Distributions

This page goes through some distributions that you may encounter during this year. This is to give a flavour of things to come; we do not expect you to know the details on this page when you start the programme.

This page can be read in a static format. Alternatively, open a local copy of R and copy each cell of code (by clicking the button at the top right of each code cell). Paste into your local R and run there.

Parameters

The word parameter refers to an unknown quantity. We often think about a parameter as being the “true” value, or the value that holds in a wider population of interest.

Most distributions have one or more unknown parameters which define the distribution.

Discrete distributions

Bernoulli distribution

The simplest discrete distribution that we are likely to encounter is the Bernoulli. The Bernoulli distribution corresponds to a single binary outcome (1=”success”, 0=”failure”), with \(P(X = 1) = \pi\).

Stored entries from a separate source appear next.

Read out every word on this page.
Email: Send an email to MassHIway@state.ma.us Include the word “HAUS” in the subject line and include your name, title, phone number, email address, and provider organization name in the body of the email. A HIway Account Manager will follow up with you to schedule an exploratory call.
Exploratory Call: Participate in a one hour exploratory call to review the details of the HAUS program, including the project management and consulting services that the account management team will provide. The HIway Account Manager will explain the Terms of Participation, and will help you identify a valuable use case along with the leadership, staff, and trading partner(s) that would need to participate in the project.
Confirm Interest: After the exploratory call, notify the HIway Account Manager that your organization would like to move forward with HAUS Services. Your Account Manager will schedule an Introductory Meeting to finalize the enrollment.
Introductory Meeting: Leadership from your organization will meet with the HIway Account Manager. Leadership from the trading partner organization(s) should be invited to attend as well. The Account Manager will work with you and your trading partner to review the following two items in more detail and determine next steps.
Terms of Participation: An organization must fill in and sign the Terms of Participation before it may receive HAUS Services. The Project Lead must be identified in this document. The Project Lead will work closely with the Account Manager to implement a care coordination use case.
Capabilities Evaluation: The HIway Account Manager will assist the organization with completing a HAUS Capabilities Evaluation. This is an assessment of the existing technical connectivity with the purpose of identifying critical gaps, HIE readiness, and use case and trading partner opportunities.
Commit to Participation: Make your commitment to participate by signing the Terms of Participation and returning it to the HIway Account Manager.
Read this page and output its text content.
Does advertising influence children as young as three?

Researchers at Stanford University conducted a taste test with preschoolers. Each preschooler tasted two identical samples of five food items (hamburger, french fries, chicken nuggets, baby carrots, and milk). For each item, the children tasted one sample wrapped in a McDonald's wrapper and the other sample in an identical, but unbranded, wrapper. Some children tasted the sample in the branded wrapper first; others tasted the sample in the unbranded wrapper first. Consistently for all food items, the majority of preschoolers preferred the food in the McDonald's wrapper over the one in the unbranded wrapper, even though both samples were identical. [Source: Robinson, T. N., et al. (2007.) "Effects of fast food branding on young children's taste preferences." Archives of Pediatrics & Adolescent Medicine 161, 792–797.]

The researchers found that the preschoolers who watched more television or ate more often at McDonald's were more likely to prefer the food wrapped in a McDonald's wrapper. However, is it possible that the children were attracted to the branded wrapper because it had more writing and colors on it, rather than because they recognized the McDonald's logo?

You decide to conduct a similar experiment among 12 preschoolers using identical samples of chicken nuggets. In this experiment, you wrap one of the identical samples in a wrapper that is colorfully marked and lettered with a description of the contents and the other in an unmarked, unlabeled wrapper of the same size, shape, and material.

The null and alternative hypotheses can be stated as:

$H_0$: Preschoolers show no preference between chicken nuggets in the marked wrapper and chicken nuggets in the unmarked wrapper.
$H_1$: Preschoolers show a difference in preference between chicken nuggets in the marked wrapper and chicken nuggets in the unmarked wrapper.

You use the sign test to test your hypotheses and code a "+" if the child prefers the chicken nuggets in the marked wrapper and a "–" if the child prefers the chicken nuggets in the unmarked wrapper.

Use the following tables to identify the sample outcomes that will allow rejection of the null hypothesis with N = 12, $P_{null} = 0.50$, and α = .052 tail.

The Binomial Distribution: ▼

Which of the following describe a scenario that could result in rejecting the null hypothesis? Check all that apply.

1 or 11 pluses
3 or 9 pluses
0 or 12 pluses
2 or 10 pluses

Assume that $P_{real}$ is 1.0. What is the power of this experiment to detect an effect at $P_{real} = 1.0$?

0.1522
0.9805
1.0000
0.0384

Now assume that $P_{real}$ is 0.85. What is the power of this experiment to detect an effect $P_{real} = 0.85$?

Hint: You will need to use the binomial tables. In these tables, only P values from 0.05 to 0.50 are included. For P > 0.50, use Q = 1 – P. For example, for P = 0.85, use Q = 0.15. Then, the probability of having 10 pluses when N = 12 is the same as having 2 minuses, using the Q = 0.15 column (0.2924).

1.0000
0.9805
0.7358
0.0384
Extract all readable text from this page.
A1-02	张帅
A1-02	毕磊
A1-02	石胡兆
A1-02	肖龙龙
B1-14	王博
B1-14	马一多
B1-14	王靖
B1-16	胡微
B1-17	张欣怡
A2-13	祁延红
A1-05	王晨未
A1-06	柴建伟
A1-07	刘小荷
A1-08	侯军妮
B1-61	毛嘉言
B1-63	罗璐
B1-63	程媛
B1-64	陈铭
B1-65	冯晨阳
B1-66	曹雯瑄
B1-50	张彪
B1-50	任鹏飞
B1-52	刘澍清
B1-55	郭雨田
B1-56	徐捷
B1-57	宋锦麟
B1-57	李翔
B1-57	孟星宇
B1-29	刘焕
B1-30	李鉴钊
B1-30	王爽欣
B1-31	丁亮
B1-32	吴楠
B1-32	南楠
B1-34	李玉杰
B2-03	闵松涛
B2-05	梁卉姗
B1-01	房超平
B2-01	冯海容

If random variable \(X\) follows a Bernoulli distribution then we can write

\[ X \sim Bernoulli(\pi), \]

where the \(\sim\) can be read as “follows the distribution of” or “is distributed as”. The expectation and variance of a variable \(X\) which follows a Bernoulli distribution with parameter \(\pi\) are given by:

  • \(E(X) = \pi\)

  • \(Var(X) = \pi(1-\pi)\)

So if we randomly generate a value for \(X\), it will either take the value of 0 or 1. If we do this many times (e.g. 50 times), then each of those 50 values will take the value either 0 or 1. The expectation - the long-run average - is \(\pi\). So if we simulate a large number of values, we expect the sample mean to be around \(\pi\). And we expect the sample variance to be around \(\pi(1-\pi)\).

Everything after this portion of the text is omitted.